Der Samstag wurde durch Eden weint im Grab eröffnet. Gitarren, harte Riffs und das eine oder andere Solo schallten durch die alten Gemäuer. Danach gaben sich die Jungs von Seelenzorn die Ehre. Erstmals nach über einem Jahr wieder mit Jens als dritten Sänger – und was soll ich sagen, der Auftritt war absolut phantastisch. Nach fast sieben Jahren endlich wieder Seelenzorn Live erleben.

Nach The Vision Bleak, Kryteria und Mono Inc, welche wie ich gestehen muss mir bis dato nicht viel sagten, daher gehe ich auch nicht näher drauf ein, betraten Diary of Dreams die Bühne. Ich hatte lange nichts mehr von dieser Band gehört, aber sie wussten eindeutig zu begeistern. Eine schöne Mischung aus schnelleren Songs wie „The Curse“ und ruhigeren a’la „Traumtänzer“ sorgte für absolute Kurzweil.

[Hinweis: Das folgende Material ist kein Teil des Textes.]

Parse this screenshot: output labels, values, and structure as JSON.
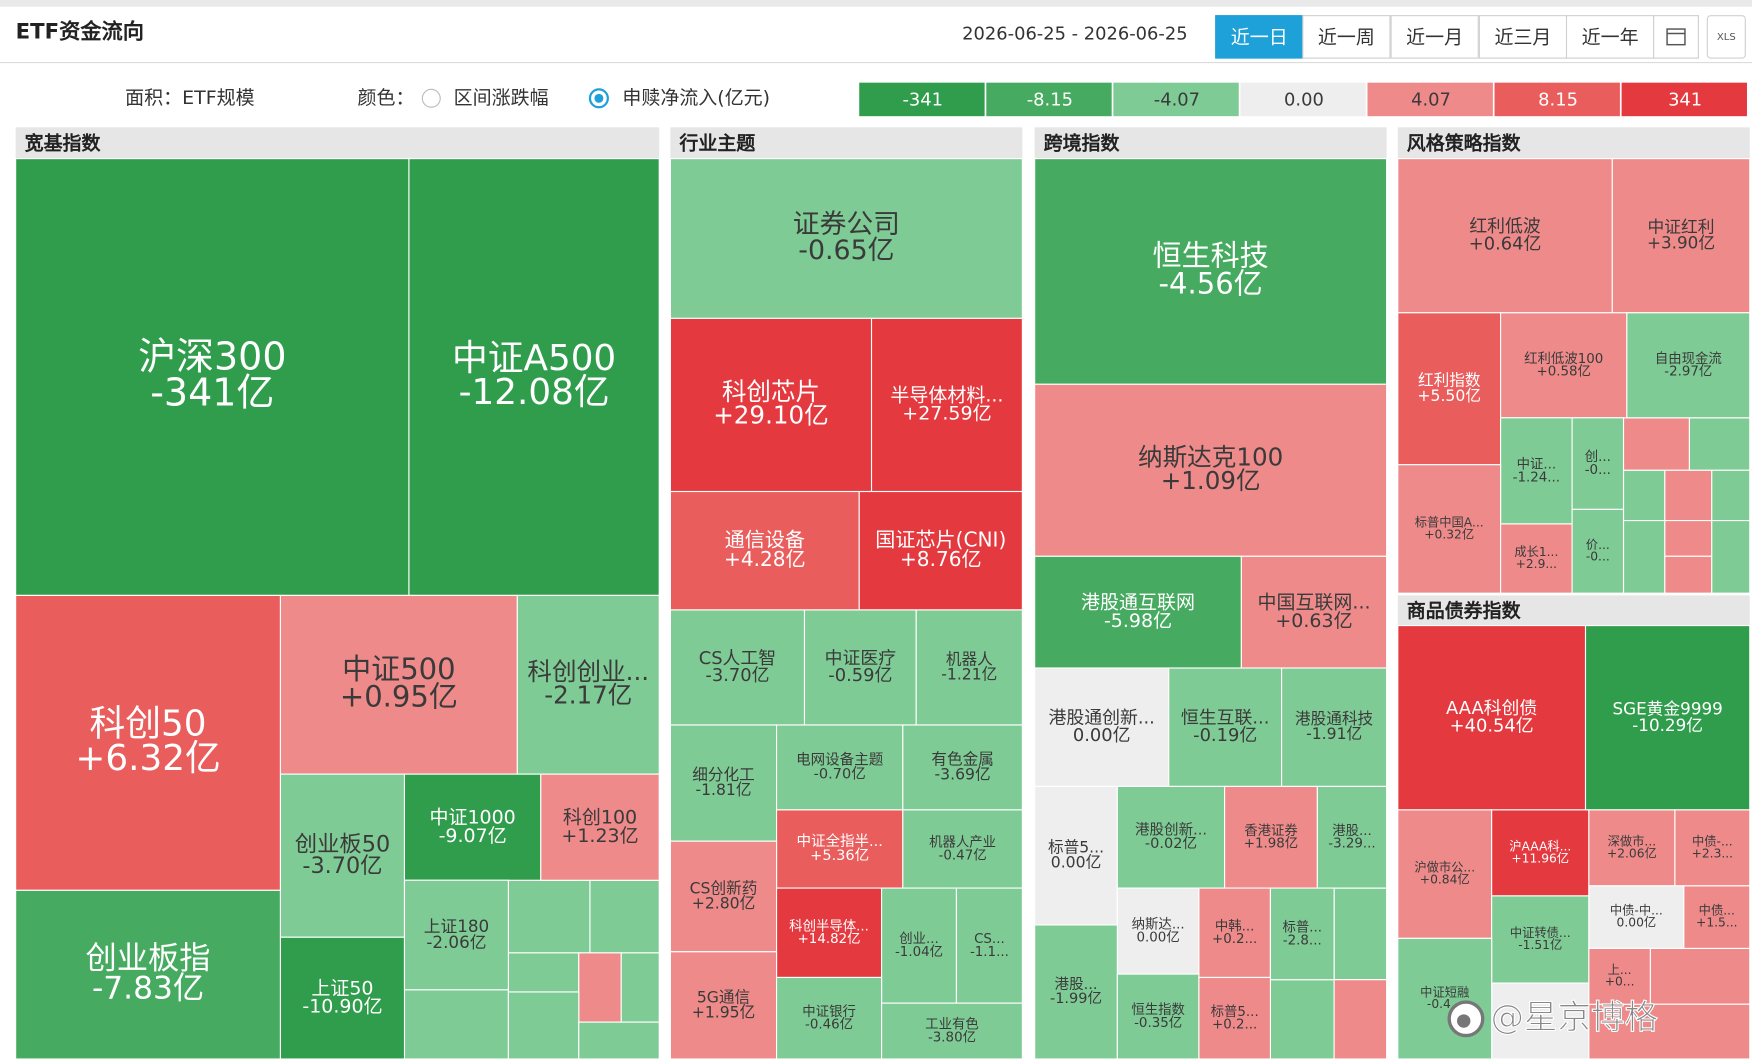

Als letzte Band des Abends – auch des gesamten Festivals – traten dann Letzte Instanz auf. Ich gebe zu, nach dem Sängerwechsel habe ich nichts mehr von Letzte Instanz gehört, da ich die Stimme des neuen Sängers nicht wirklich mag. Aber dies ist mein persönlicher Geschmack und soll hier keine Wertung abgeben. Auf der Bühne allerdings feuerte Letzte Instanz im wahrsten Sinne des Wortes ein Feuerwerk ab. Mit sichtlich viel Spaß und Elan gingen die Jungens ans Werk und rockten als gäbe es kein Morgen mehr. Auch einige ältere Songs waren im Programm, so zum Beispiel „Das schönste Lied der Welt“ und eine ganz eigene Interpretation von „Rapunzel“. Das Publikum war begeistert und wollte die Band am liebsten gar nicht mehr von der Bühne lassen, doch auch dieser Abend geht einmal zu Ende.

Und wieder saßen wir – wenn auch nicht ganz so lange wie am Vorabend – vorm Hotel und ließen noch mal alles Revue passieren. An dieser Stelle ein ganz großes DANKE an die Hotelleitung für ihr Entgegenkommen, denn ich kenne kein anderes Hotel, bei dem man bis früh morgens vor dem Eingang sitzen kann und noch etwas feiern darf.

Am Sonntag früh – keiner sah mehr wirklich frisch aus und die Hotelangestellten wollten uns den Frühstückskaffee schon intravenös verabreichen – verabschiedeten sich nach und nach alle Angereisten. Auch wir begaben uns auf den Weg gen Heimat. Erschöpft und ausgelaugt kam ich zu Hause an. Dennoch, ein bombastisches Wochenende mit viel guter Musik.